CI/CD stands for Continuous Integration and Continuous Deployment (or Delivery). It's a set of automated practices that enable development teams to deliver code changes more frequently and reliably.
Continuous Integration (CI)
What it is: Developers merge code changes into a shared repository frequently, with each change automatically built and tested.
The process:
- Developer pushes code
- CI system automatically:
- Builds the code
- Runs tests
- Reports results
- If anything fails, the team is notified immediately
Benefits:
- Catch bugs early
- Prevent integration nightmares
- Always have working code
Continuous Deployment (CD)
What it is: Every code change that passes tests is automatically deployed to production.
Continuous Delivery vs. Continuous Deployment:
- Delivery: Automated up to staging; manual approval for production
- Deployment: Fully automated, including production
The CI/CD Pipeline
A typical pipeline:
Code Push → Build → Test → Review → Deploy to Staging → Deploy to Production
Stages
1. Source Code pushed to repository triggers the pipeline.
2. Build Compile code, install dependencies, create artifacts.
3. Test
- Unit tests
- Integration tests
- End-to-end tests
- Security scans
- Linting/code quality
4. Deploy to Staging Release to a test environment.

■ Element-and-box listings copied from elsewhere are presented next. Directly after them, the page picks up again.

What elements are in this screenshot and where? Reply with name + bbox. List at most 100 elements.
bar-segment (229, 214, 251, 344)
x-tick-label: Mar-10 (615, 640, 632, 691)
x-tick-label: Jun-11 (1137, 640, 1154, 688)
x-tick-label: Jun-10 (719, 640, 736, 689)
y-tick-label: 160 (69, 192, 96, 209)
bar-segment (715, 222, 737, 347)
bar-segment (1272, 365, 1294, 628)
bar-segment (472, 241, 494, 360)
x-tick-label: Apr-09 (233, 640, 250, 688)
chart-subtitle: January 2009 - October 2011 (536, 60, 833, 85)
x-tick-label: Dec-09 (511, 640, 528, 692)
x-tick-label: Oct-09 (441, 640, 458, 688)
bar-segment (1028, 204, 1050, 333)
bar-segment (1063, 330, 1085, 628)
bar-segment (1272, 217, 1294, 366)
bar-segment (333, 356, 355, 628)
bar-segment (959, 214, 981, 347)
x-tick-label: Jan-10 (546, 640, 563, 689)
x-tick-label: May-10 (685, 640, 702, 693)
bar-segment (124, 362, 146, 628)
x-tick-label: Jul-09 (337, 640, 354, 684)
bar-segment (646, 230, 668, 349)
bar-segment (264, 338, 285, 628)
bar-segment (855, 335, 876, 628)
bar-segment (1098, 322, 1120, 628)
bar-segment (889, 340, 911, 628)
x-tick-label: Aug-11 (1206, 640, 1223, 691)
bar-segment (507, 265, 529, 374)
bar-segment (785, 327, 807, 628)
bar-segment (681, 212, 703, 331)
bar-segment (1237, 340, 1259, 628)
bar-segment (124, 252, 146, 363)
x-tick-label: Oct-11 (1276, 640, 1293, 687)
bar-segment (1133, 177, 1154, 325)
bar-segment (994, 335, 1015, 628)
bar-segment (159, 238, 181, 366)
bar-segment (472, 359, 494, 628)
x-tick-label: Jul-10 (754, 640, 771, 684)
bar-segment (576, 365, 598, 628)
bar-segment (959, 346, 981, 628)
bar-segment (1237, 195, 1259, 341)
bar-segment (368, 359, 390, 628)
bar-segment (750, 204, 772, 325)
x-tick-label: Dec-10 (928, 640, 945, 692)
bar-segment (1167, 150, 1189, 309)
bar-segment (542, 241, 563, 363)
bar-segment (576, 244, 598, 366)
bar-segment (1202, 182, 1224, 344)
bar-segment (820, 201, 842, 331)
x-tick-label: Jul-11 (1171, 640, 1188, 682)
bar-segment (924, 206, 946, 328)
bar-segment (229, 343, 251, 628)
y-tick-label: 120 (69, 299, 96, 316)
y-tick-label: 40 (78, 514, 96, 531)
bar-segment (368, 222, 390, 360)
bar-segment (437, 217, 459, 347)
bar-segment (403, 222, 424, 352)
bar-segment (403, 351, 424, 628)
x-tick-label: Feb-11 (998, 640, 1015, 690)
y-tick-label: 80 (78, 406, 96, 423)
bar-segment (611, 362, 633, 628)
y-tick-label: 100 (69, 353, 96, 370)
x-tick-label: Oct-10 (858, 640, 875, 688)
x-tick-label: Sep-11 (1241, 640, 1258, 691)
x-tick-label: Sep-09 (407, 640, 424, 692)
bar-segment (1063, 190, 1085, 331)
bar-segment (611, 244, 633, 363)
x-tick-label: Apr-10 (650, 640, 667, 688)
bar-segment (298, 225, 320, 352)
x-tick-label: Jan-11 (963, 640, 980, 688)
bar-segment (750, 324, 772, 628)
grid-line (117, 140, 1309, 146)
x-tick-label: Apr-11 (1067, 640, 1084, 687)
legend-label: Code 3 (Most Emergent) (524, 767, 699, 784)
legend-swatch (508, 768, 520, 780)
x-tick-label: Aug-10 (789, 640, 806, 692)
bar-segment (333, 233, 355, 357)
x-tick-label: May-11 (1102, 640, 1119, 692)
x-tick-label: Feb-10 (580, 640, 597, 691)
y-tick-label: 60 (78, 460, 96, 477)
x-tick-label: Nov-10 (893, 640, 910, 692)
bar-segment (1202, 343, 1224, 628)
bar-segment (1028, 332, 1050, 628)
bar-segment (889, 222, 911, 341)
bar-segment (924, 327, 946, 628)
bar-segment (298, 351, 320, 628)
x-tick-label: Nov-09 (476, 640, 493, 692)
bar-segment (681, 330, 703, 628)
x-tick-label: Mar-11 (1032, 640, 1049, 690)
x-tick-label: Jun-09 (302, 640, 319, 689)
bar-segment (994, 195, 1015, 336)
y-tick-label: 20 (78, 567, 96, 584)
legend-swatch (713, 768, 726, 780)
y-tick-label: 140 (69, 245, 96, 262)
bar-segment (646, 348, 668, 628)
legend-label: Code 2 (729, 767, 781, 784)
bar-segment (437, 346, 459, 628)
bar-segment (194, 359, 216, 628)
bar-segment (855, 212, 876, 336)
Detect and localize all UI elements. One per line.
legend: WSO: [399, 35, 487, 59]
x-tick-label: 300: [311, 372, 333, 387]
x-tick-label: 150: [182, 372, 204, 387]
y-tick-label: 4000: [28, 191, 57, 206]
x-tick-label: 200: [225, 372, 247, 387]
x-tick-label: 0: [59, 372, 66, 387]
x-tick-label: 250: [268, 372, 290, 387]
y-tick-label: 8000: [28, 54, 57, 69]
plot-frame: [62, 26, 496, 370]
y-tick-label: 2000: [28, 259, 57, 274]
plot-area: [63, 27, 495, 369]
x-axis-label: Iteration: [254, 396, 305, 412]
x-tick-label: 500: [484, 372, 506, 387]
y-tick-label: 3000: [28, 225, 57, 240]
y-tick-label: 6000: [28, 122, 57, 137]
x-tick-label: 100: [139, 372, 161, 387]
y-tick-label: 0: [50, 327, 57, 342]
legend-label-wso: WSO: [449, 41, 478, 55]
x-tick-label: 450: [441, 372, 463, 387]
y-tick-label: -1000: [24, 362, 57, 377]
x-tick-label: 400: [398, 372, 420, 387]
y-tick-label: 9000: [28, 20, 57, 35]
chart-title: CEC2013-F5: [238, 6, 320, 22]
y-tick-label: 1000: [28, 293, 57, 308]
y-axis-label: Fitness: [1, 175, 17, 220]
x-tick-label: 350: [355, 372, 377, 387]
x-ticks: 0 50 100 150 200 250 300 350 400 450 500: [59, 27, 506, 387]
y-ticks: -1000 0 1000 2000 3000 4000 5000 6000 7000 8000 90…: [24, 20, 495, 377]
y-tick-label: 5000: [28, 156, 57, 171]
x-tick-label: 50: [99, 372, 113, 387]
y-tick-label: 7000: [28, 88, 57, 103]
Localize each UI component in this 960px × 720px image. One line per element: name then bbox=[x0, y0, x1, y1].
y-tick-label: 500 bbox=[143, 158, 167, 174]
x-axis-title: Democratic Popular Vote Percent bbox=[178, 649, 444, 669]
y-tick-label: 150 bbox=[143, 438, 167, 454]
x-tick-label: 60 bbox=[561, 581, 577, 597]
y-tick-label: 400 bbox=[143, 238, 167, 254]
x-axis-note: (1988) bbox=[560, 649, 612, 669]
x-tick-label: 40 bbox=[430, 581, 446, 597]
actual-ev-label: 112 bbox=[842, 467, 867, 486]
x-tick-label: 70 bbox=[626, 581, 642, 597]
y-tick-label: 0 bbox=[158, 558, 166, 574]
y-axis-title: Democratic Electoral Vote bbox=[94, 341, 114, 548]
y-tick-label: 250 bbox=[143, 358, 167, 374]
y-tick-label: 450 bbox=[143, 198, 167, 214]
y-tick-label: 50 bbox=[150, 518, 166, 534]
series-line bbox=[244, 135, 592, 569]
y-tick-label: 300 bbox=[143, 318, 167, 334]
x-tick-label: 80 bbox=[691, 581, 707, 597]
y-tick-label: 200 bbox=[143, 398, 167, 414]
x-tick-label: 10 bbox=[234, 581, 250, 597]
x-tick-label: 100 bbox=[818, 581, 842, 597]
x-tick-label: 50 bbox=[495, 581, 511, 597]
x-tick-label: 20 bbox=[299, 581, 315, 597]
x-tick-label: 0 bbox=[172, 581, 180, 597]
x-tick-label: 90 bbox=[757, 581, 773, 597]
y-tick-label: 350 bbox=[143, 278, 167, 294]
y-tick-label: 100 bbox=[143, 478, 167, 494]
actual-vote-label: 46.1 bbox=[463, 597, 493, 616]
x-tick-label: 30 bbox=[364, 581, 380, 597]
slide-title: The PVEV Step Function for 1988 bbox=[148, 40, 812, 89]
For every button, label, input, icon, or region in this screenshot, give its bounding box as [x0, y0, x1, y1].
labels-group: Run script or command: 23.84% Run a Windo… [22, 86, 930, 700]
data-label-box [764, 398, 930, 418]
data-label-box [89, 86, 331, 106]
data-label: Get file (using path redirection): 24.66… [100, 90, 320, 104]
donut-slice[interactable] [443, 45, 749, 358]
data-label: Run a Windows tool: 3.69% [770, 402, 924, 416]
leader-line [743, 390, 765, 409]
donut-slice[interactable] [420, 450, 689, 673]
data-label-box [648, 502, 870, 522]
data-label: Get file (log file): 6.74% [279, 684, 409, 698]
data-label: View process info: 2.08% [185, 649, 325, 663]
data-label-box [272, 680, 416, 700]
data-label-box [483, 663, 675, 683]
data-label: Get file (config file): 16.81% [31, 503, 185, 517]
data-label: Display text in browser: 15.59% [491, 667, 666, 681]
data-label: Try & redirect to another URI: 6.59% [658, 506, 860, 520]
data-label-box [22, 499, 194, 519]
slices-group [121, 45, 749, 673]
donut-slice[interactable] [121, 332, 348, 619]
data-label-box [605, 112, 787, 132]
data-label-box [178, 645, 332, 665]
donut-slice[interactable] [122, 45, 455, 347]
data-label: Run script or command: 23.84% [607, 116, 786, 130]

5. Deploy to Production Release to live users (automatic or manual approval).
CI/CD Tools
Popular Platforms
- GitHub Actions: Built into GitHub, generous free tier
- GitLab CI: Built into GitLab
- CircleCI: Cloud-based, powerful
- Jenkins: Self-hosted, highly customizable
- Travis CI: Simple, GitHub-integrated
Cloud Provider Options
- AWS CodePipeline
- Azure DevOps
- Google Cloud Build
Example: GitHub Actions
name: CI
on: [push]
jobs:
build:
runs-on: ubuntu-latest
steps:
- uses: actions/checkout@v3
- uses: actions/setup-node@v3
- run: npm install
- run: npm test
- run: npm run build
CI/CD Best Practices
Fast Feedback
Keep pipelines quick. Slow pipelines slow everyone down.
Test Everything
Automated tests are the backbone of CI/CD confidence.
Small, Frequent Changes
Many small changes are safer than rare large ones.
Treat Pipeline as Code
Version control your pipeline configuration.
Monitor and Alert
Know immediately when things break.
Feature Flags
Deploy code without enabling features, then enable gradually.